For a very long time I have been warning that the next major wave of the economic collapse is going to originate in Europe.
Hopefully people are starting to see what I am talking about.
As this point, the major banks in Europe are leveraged about 26 to 1, and that is close to the kind of leverage that Lehman Brothers had when it finally collapsed. As a whole, European banks are drowning in debt, they are taking risks that are almost incomprehensible and now faith in those banks has been greatly undermined by what has happened in Cyprus.
Anyone that cannot see a crisis coming in Europe simply does not understand the financial world. A moment of reckoning is rapidly approaching for Europe. The following is from a recent article by Graham Summers…
At the end of the day, the reason Europe hasn’t been fixed is because CAPITAL SIMPLY ISN’T THERE. Europe and its alleged backstops are out of money. This includes Germany, the ECB and the mega-bailout funds such as the ESM.

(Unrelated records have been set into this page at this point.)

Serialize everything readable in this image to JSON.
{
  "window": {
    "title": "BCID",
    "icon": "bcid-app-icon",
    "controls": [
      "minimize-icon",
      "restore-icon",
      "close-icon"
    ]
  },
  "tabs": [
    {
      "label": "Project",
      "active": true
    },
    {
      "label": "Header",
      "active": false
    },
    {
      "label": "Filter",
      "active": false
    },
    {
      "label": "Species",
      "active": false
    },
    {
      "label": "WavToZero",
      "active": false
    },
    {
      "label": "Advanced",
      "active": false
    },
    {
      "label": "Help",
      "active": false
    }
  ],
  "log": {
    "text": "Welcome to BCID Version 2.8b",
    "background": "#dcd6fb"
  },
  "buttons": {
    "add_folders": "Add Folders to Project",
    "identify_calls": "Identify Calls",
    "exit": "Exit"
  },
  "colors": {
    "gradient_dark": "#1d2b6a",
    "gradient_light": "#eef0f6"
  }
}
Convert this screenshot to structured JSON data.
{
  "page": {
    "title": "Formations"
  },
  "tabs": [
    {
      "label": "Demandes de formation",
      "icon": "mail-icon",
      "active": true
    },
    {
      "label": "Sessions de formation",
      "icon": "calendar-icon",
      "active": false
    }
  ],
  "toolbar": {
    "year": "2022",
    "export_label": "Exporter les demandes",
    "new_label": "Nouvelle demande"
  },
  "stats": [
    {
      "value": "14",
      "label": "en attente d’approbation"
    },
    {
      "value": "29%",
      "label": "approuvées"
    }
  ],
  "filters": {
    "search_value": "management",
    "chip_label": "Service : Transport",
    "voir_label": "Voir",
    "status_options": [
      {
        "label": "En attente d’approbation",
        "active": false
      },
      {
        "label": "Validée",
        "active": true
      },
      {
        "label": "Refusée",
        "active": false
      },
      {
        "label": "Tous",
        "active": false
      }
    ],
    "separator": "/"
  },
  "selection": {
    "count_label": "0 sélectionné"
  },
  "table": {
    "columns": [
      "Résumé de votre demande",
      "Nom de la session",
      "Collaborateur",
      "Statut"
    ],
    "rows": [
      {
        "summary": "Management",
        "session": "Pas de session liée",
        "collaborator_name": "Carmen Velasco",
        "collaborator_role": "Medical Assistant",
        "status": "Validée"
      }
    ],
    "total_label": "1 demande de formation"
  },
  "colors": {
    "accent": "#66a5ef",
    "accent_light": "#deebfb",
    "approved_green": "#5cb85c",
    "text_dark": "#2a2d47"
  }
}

Germany has already committed to bailouts that equal 5% of its GDP. The single largest transfer payment ever made by one country to another was the Marshall Plan in which the US transferred an amount equal to 5% of its GDP. Germany WILL NOT exceed this. So don’t count on more money from Germany.
The ECB is chock full of garbage debts which have been pledged as collateral for loans. If anyone of significance defaults in Europe, the ECB is insolvent. Sure it can print more money, but once the BIG collateral call hits, money printing is useless because the amount of money the ECB would have to print would implode the system.
And then of course there are the mega bailout funds such as the ESM. The only problem here is that Spain and Italy make up 30% of the ESM’s supposed “funding.” That’s right, nearly one third of the mega-bailout fund’s capital will come from countries that are bankrupt themselves.
What could go wrong?
Right now, close to half of all money that is on deposit at banks in Europe is uninsured. As people move that uninsured money out of the banks, the amount of money that will be required to “fix the banks” will go up even higher.
It would be wise to try to avoid the big banks at this point – especially those with very large exposure to derivatives. Any financial institution that uses customer money to make reckless bets is not to be trusted.
If you can find a small local bank or credit union to do business with you will probably be better off.
And don’t think that this kind of thing can never happen in the United States.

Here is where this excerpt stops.